The first dish I prepared was Artichoke Stuffed Ravioli with Sage Butter Sauce.  This dish is made with egg pasta and filled with steamed artichoke, egg yolk, freshly made ricotta cheese, and parmesan cheese.  We began with me incorporating the flour with the egg and kneading the dough, which required much strength, but I felt this was much better than using a food processor, per the books I have at home.  There was something special about feeling the dough and determining how much flour to add based off consistency, instead of specific measurements. Once I finished kneading the dough, I rolled out the pasta for placement in the pasta maker. As each setting on the pasta maker was changed, the dough magically became thinner and longer, until the dough was transparent and I could see my hand through it.  I stuffed and cut the ravioli into scalloped pillows, which were ready for boiling and being topped with a sage butter sauce.

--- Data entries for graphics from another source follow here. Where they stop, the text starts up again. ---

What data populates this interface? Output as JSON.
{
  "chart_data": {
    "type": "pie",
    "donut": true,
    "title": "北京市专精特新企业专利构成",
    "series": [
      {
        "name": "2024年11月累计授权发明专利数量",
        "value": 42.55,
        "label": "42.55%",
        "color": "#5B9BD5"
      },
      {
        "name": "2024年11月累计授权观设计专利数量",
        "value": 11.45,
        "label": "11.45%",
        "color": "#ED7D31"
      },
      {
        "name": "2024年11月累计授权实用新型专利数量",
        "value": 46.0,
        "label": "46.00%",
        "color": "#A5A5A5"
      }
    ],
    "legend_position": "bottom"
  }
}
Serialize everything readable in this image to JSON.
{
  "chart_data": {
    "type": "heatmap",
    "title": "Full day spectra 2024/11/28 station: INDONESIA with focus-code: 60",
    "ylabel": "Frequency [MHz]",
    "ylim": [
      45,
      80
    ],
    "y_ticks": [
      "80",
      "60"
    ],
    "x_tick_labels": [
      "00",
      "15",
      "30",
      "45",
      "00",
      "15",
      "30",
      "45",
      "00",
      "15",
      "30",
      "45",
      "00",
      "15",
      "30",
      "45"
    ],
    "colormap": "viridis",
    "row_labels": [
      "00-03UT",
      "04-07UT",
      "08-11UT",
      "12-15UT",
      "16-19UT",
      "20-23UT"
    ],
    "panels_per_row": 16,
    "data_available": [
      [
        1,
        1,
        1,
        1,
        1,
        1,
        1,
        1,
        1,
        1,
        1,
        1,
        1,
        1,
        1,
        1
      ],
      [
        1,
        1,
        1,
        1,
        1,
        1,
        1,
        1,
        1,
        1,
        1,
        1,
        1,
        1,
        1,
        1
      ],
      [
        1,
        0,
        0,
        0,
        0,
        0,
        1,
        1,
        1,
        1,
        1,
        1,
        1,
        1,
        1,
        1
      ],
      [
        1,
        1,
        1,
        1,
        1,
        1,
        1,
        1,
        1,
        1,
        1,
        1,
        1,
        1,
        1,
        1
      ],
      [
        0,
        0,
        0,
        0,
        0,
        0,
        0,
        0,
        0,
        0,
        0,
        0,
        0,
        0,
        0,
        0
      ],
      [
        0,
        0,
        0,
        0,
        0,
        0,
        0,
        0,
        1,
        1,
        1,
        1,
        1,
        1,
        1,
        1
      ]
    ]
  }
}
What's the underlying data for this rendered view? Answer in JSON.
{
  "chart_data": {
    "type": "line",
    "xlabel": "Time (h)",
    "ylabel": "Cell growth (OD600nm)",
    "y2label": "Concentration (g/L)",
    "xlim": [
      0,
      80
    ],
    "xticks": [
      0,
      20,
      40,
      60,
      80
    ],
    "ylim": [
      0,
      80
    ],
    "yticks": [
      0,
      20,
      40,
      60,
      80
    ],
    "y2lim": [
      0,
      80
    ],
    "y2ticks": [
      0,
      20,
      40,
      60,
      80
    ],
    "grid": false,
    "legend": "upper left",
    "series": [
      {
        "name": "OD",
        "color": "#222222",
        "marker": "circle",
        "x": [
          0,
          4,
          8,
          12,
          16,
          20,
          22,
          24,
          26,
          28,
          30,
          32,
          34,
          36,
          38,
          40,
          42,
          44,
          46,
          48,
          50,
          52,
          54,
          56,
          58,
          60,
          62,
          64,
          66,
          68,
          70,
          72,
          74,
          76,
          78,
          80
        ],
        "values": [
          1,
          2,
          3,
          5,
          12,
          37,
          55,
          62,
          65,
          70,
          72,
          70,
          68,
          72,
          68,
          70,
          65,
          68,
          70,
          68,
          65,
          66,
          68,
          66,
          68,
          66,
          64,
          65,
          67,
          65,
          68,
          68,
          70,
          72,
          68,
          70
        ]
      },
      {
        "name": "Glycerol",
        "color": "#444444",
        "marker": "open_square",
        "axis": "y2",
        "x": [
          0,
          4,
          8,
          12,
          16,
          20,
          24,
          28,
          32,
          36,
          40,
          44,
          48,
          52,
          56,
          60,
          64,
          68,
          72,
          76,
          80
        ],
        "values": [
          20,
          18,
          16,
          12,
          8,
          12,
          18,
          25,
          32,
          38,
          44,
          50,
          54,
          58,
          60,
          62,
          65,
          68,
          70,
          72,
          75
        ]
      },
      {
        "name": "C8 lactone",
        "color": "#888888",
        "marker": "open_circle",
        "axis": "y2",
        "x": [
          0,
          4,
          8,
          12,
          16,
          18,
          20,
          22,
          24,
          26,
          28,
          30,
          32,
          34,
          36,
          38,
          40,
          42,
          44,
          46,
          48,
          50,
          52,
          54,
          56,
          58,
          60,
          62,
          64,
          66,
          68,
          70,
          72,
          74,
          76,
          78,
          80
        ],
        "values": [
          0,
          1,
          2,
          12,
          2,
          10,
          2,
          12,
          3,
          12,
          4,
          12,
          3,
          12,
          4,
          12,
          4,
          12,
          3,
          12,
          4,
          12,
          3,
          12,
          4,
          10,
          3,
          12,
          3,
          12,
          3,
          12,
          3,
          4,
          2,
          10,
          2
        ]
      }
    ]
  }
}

Setting aside the ravioli for cooking later, I moved onto my favorite class moment of making Tomato Bacon Cavatelli. This is not egg pasta, but simply made from flour and water. What makes this pasta special is the preparation of shaping the pasta by hand.  As I curled each piece using my fingers, I was like a kid in a candy store, because I could not believe my own personal touch could create such gorgeous pasta. I felt like I was molding tiny pieces of art out of dough.  I was informed everyone’s cavatelli has its own personality based off the chef creating the dish, which made me feel at one with my food. Pasta without egg requires a heavier sauce with bolder flavors, so I chose a tomato bacon sauce for the cavatelli, as my enthrallment with pork will never cease. After completing the pastas, the chefs finished off the sauces, while disclosing some tips.  I returned home this week and I feel privileged to have been a recipient of Italian hospitality.  I will work hard to recreate the magic bestowed upon me, in my own kitchen, from That’s Amore.